Dólar mais fraco

Há pelo menos mais dois fortes indícios novos de que os Estados Unidos estão interessados na desvalorização do dólar diante das outras moedas fortes, especialmente do euro e do iene.

O primeiro deles é a reafirmação de Alan Greenspan, presidente do Federal Reserve (banco central dos Estados Unidos), de que continua mais preocupado com os efeitos da deflação sobre a economia americana do que com a inflação. Apenas para relembrar, deflação é a queda constante de preços que produz sobre a economia o mesmo estrago que a inflação. Reduz a arrecadação e portanto tende a aumentar o déficit orçamentário, na medida em que a maior parte dos impostos é cobrada sobre preços mais baixos; aumenta as dívidas e os juros em termos reais.

A desvalorização cambial interessa a Greenspan na medida em que aumenta em dólares os preços dos produtos importados. Em outras palavras, tende a provocar inflação e, portanto, a neutralizar o processo de deflação.

Convém acrescentar que, no ambiente de juros próximos a zero, como o que prevalece hoje nos Estados Unidos, e numa fase de deflação, fica mais difícil ajustar o volume de dinheiro às necessidades da economia, porque não é possível reduzir os juros abaixo de zero.

Inflação negativa
Ontem, a divulgação do Índice de Preços ao Consumidor (CPI, na sigla em inglês) confirmou que a preocupação de Greenspan tem fundamento. Em novembro, os preços assim medidos caíram 0,2%. E o chamado núcleo duro (que expurga da pesquisa os preços da energia e dos alimentos) caiu 0,1%, voltando a ficar negativo depois de 21 anos.

O segundo indício de que o governo americano está interessado no deslizamento do dólar foi a declaração do secretário do Tesouro, John Snow, levada ao ar segunda-feira. Ele disse que não há nada de especialmente errado no dólar fraco. E não foi preciso mais para disseminar a percepção de que as autoridades dos Estados Unidos estão interessadas em que um dólar desvalorizado barateie o produto de exportação, portanto, a incentive e, ao mesmo tempo, encareça o produto importado e, nessas condições, contribua para reduzir as importações. Em outras palavras, um dos efeitos do dólar mais fraco é ajudar a esvaziar o déficit da balança comercial americana que, neste ano, aponta para os US$ 550 bilhões.

A desvalorização do dólar pode fornecer tanto os elementos para a recuperação da atividade econômica dos Estados Unidos quanto para a superação dos dois déficits gêmeos que vêm criando um ambiente de desconfiança sobre o futuro da economia americana. São eles, o déficit orçamentário (o Tesouro gastando mais do que arrecada), de US$ 400 bilhões, e o déficit em conta corrente (os Estados Unidos gastando mais do que arrecadando em mercadorias e serviços no exterior), da ordem de US$ 550 bilhões.

Aterrissagem
Outra questão consiste em saber até onde vai essa fase de esvaziamento do dólar. O euro vai batendo recordes históricos seguidos. Ontem, atingiu US$ 1,2364, o que dá, apenas neste ano, uma desvalorização acumulada do dólar de 14,6%. Comparada com o mínimo de fechamento, aquele US$ 0,8373 registrado no dia 5 de julho de 2001, a desvalorização do dólar em relação ao euro alcança 32,2%.

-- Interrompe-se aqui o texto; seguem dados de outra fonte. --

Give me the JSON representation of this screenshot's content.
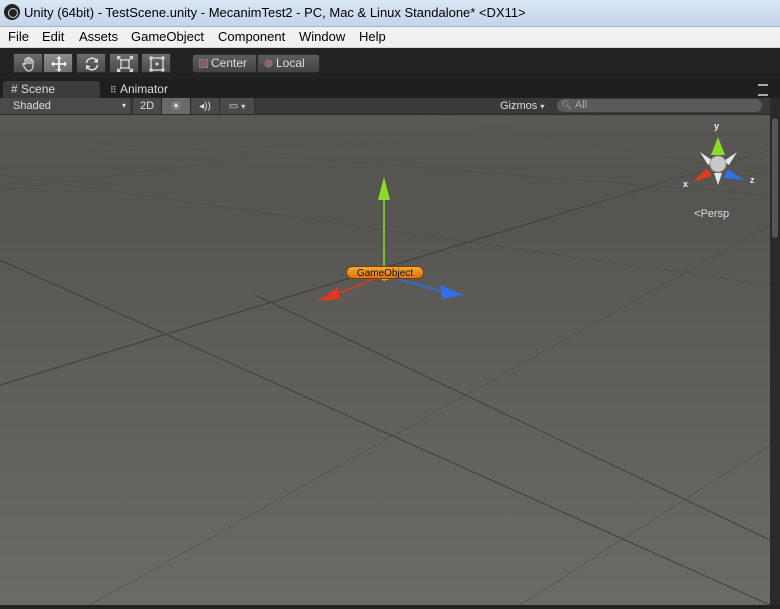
{
  "window": {
    "title": "Unity (64bit) - TestScene.unity - MecanimTest2 - PC, Mac & Linux Standalone* <DX11>"
  },
  "menu": {
    "items": [
      "File",
      "Edit",
      "Assets",
      "GameObject",
      "Component",
      "Window",
      "Help"
    ]
  },
  "toolbar": {
    "active_tool": "move",
    "pivot_label": "Center",
    "space_label": "Local"
  },
  "tabs": [
    {
      "label": "Scene",
      "icon": "grid-icon",
      "active": true
    },
    {
      "label": "Animator",
      "icon": "animator-icon",
      "active": false
    }
  ],
  "scene_toolbar": {
    "render_mode": "Shaded",
    "mode_2d": "2D",
    "gizmos_label": "Gizmos",
    "search_placeholder": "All"
  },
  "scene": {
    "selected_object": "GameObject",
    "projection_label": "Persp",
    "gizmo_axes": {
      "x": "x",
      "y": "y",
      "z": "z"
    },
    "colors": {
      "x_axis": "#e03a1c",
      "y_axis": "#8bdc2a",
      "z_axis": "#2f6fe8",
      "label": "#f0a030"
    }
  }
}
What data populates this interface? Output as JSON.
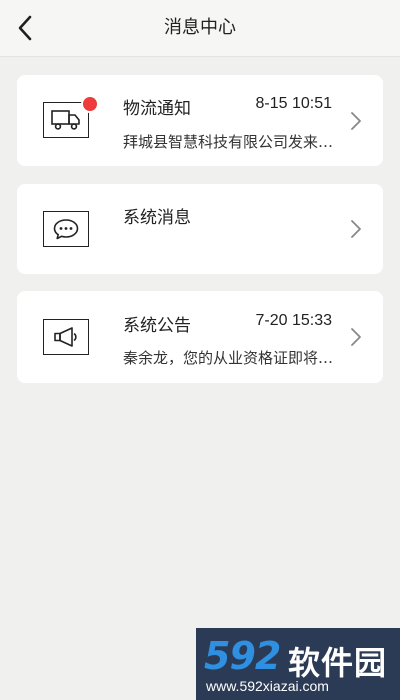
{
  "header": {
    "title": "消息中心",
    "back_icon": "chevron-left-icon"
  },
  "messages": [
    {
      "category": "物流通知",
      "time": "8-15 10:51",
      "preview": "拜城县智慧科技有限公司发来一条物流信息",
      "icon": "truck-icon",
      "unread": true
    },
    {
      "category": "系统消息",
      "time": "",
      "preview": "",
      "icon": "chat-bubble-icon",
      "unread": false
    },
    {
      "category": "系统公告",
      "time": "7-20 15:33",
      "preview": "秦余龙，您的从业资格证即将到期",
      "icon": "megaphone-icon",
      "unread": false
    }
  ],
  "watermark": {
    "logo_number": "592",
    "logo_text": "软件园",
    "url": "www.592xiazai.com"
  },
  "colors": {
    "background": "#f0f1ef",
    "card": "#ffffff",
    "unread_dot": "#ee3b3b",
    "watermark_bg": "#2b3b55",
    "watermark_accent": "#2f8fe0"
  }
}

O diretor de Análise e Estratégia da Divisão América do Banco Santander, Jose Juan Ruiz, acredita em que a cotação do euro, que ontem fechou a US$ 1,2330 vai apontando para o patamar de US$ 1,30. Mas ele não exclui o cenário mais agudo, de um euro a US$ 1,40.

O problema crucial consiste em saber se a aterrissagem do dólar vai ser suave ou se vai levar o avião a enfiar o bico na pista. A questão é relevante porque, à medida que o investidor internacional deixar-se impressionar pela velocidade do ajuste, poderá rejeitar ativos em dólares no mercado internacional, o que precipitaria o tombo.

A desvalorização do dólar tende a arrastar o real. Como isso já está acontecendo, a perda de valor do real em relação ao euro e ao iene vai aumentando a competitividade do produto brasileiro na Europa e no Japão - o que não deixa de ter seu lado bom.